Dans ce poème, je parle de cette lutte que j’ai vécue, de ce besoin de briser les barrières qui m’empêchent de m’accomplir pleinement. Ce cheval, c’est ma propre force vitale, cette énergie que j’ai parfois laissée en sommeil, craignant les conséquences de l'inconnu ou des changements. Et pourtant, je sens qu’il est là, en moi, vibrant, prêt à se libérer.
J’ai voulu dire que la peur, bien qu’elle soit une compagne fidèle, ne doit pas être celle qui dicte notre vie. Au contraire, elle doit être surmontée, car c’est dans l’audace et l’action que nous trouvons notre véritable pouvoir. Le cheval, avec ses sabots frappant le sol, représente cette force intérieure qui, une fois libérée, peut tout transformer. C’est une invitation à prendre les rênes de sa vie, à ne plus avoir peur d’aller de l’avant, même si la route semble incertaine.
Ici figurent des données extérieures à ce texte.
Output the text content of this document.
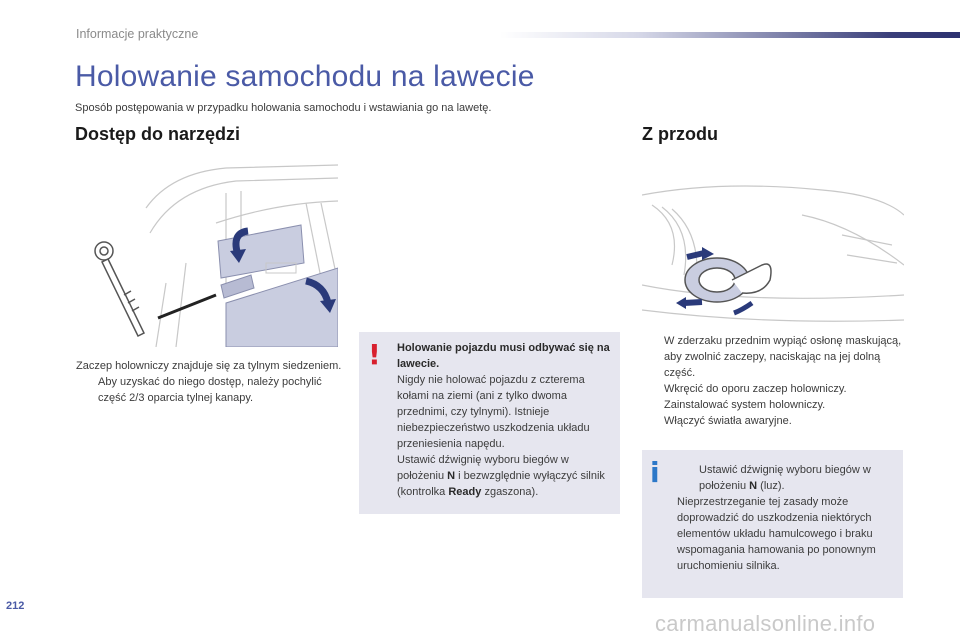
Informacje praktyczne
Holowanie samochodu na lawecie
Sposób postępowania w przypadku holowania samochodu i wstawiania go na lawetę.
Dostęp do narzędzi	Z przodu
Zaczep holowniczy znajduje się za tylnym siedzeniem.
Aby uzyskać do niego dostęp, należy pochylić część 2/3 oparcia tylnej kanapy.
! Holowanie pojazdu musi odbywać się na lawecie.
Nigdy nie holować pojazdu z czterema kołami na ziemi (ani z tylko dwoma przednimi, czy tylnymi). Istnieje niebezpieczeństwo uszkodzenia układu przeniesienia napędu.
Ustawić dźwignię wyboru biegów w położeniu N i bezwzględnie wyłączyć silnik (kontrolka Ready zgaszona).
W zderzaku przednim wypiąć osłonę maskującą, aby zwolnić zaczepy, naciskając na jej dolną część.
Wkręcić do oporu zaczep holowniczy.
Zainstalować system holowniczy.
Włączyć światła awaryjne.
i	Ustawić dźwignię wyboru biegów w położeniu N (luz).
Nieprzestrzeganie tej zasady może doprowadzić do uszkodzenia niektórych elementów układu hamulcowego i braku wspomagania hamowania po ponownym uruchomieniu silnika.
212
carmanualsonline.info
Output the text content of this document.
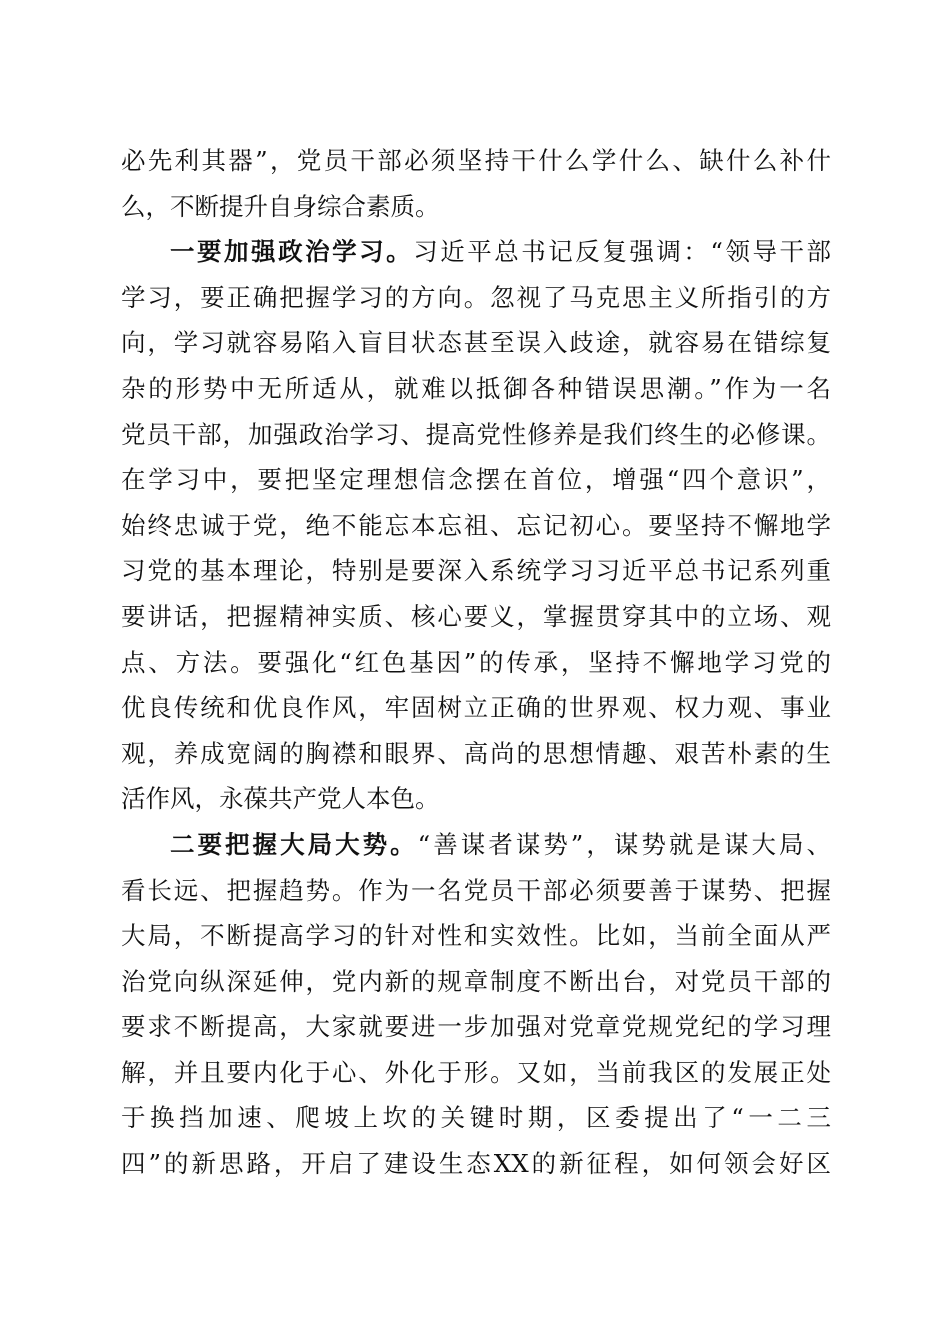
必先利其器”，党员干部必须坚持干什么学什么、缺什么补什
么，不断提升自身综合素质。
一要加强政治学习。习近平总书记反复强调：“领导干部
学习，要正确把握学习的方向。忽视了马克思主义所指引的方
向，学习就容易陷入盲目状态甚至误入歧途，就容易在错综复
杂的形势中无所适从，就难以抵御各种错误思潮。”作为一名
党员干部，加强政治学习、提高党性修养是我们终生的必修课。
在学习中，要把坚定理想信念摆在首位，增强“四个意识”，
始终忠诚于党，绝不能忘本忘祖、忘记初心。要坚持不懈地学
习党的基本理论，特别是要深入系统学习习近平总书记系列重
要讲话，把握精神实质、核心要义，掌握贯穿其中的立场、观
点、方法。要强化“红色基因”的传承，坚持不懈地学习党的
优良传统和优良作风，牢固树立正确的世界观、权力观、事业
观，养成宽阔的胸襟和眼界、高尚的思想情趣、艰苦朴素的生
活作风，永葆共产党人本色。
二要把握大局大势。“善谋者谋势”，谋势就是谋大局、
看长远、把握趋势。作为一名党员干部必须要善于谋势、把握
大局，不断提高学习的针对性和实效性。比如，当前全面从严
治党向纵深延伸，党内新的规章制度不断出台，对党员干部的
要求不断提高，大家就要进一步加强对党章党规党纪的学习理
解，并且要内化于心、外化于形。又如，当前我区的发展正处
于换挡加速、爬坡上坎的关键时期，区委提出了“一二三
四”的新思路，开启了建设生态XX的新征程，如何领会好区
L’idée, c’est de ne pas seulement rêver d’un changement, mais d’agir, de s’engager sur un chemin lumineux, d’être audacieux et sereins à la fois, comme si chaque instant nous appartenait. C’est ma façon de dire à moi-même, et à d’autres peut-être, qu'il est temps d’embrasser cette puissance intérieure et de vivre pleinement.